# Any openings in north ga???????????



## GA DAWG (May 24, 2007)

Looking in Cherokee,dawson,lumpkin,hall,pickens or gilmer.


----------



## GA DAWG (May 29, 2007)

btt


----------



## GA DAWG (Jun 3, 2007)

btt


----------



## Eddy M. (Jun 3, 2007)

send a PM to Dixie on here ----he has a great club in Cherokee and Bartow countys off Ga. 20  eddy


----------



## GA DAWG (Jun 6, 2007)

btt


----------



## GA DAWG (Jun 9, 2007)

btt


----------



## GA DAWG (Jun 12, 2007)




----------



## GA DAWG (Jul 1, 2007)

BTT


----------



## Lorren68 (Jul 2, 2007)

possible opening in the Bartow/Gordon county area near Fairmount


----------



## GA DAWG (Jul 2, 2007)

Thanks but thats just alittle to far.. Mainly want something with turkeys close by.
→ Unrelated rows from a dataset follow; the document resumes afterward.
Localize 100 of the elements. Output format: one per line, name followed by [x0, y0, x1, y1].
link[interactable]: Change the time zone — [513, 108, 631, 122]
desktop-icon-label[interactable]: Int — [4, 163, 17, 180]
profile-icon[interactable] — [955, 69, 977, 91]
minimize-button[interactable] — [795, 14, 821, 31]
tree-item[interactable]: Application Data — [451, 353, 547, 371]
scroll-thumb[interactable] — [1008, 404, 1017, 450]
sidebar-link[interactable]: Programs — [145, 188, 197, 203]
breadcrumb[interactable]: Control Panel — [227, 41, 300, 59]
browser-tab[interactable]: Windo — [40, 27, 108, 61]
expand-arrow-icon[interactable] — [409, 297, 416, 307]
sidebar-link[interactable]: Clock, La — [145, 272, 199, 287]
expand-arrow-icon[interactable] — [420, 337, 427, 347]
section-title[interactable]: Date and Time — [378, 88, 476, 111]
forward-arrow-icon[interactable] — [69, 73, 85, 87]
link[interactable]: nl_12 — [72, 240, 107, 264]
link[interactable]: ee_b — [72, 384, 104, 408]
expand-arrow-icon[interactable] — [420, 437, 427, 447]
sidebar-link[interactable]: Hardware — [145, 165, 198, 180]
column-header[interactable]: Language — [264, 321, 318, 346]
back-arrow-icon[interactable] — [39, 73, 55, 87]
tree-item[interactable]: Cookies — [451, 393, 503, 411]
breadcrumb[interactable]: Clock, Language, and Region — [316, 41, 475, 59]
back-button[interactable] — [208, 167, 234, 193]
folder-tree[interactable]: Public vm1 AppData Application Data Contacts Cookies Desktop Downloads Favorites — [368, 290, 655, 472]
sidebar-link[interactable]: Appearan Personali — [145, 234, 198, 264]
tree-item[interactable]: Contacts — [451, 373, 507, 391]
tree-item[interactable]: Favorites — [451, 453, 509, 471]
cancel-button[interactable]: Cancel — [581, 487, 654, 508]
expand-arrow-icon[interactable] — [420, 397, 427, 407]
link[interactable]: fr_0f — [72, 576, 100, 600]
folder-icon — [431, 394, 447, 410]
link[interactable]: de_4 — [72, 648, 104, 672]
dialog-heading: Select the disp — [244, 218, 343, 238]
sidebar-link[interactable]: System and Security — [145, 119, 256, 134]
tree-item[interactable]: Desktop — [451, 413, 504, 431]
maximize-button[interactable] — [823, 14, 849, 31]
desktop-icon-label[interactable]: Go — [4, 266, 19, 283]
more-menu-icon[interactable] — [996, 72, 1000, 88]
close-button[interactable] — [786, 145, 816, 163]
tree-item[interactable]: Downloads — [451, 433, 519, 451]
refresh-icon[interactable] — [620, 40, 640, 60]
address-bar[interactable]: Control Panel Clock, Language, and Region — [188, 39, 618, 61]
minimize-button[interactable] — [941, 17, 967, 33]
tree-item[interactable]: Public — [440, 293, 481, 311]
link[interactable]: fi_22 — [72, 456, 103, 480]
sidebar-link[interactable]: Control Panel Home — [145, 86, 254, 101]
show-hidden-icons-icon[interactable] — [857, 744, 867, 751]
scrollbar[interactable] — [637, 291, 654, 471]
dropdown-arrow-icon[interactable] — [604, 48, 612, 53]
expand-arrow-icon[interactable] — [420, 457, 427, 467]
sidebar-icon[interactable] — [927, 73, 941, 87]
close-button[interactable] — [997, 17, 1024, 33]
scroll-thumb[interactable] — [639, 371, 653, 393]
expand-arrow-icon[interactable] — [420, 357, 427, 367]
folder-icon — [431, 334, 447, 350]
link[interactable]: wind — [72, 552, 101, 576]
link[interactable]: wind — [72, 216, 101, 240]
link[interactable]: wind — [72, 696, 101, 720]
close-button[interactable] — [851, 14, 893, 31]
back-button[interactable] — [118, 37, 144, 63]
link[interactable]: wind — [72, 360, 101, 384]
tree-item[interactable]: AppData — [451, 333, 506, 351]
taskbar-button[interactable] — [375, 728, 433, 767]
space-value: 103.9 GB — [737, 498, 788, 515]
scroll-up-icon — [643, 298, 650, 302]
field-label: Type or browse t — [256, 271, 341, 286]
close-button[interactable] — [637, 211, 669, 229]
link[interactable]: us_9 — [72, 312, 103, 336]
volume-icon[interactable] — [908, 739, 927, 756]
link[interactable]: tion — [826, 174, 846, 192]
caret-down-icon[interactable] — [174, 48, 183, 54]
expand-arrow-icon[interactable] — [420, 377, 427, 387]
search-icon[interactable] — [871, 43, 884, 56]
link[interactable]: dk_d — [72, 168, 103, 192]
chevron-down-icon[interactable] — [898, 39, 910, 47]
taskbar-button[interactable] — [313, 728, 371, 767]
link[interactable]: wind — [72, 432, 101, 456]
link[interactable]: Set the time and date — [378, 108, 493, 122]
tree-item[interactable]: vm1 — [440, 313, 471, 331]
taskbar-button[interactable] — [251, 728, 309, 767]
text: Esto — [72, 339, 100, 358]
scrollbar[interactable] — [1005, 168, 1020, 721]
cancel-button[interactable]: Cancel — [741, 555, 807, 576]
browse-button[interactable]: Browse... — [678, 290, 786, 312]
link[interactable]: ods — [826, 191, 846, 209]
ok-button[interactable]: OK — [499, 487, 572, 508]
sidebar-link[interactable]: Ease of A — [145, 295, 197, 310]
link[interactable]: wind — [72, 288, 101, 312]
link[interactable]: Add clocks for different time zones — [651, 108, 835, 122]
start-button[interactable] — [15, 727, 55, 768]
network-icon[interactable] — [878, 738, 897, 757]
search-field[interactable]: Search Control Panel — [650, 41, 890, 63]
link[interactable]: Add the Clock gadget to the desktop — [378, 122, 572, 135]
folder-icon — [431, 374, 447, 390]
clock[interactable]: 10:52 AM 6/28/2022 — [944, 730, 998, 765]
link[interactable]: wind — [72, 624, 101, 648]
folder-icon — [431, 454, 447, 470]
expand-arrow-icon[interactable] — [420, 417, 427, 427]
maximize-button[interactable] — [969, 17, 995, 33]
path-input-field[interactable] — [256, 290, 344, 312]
So I can just jump out of bed drive about 20 or 30 min and be in the woods.


----------



## GA DAWG (Jul 13, 2007)

btt


----------



## Steyrhunter (Jul 19, 2007)

Try Jim Wilson at Crooked Creek Hunting Club just out of Ellijay.  800+ acres   cell 1-706-280-0119


----------



## GA DAWG (Jul 19, 2007)

Do you know which side of ellijay its on??


----------



## chinquapin (Jul 21, 2007)

it's on the west side going towards chatsworth not worth it take it from me their nice guys hunting is not good


----------



## GA DAWG (Jul 21, 2007)

Thanks...


----------



## GA DAWG (Jul 30, 2007)




----------



## GA DAWG (Aug 2, 2007)

I got in one. Now looking to get in another one....


----------



## GA DAWG (Aug 27, 2007)

btt


----------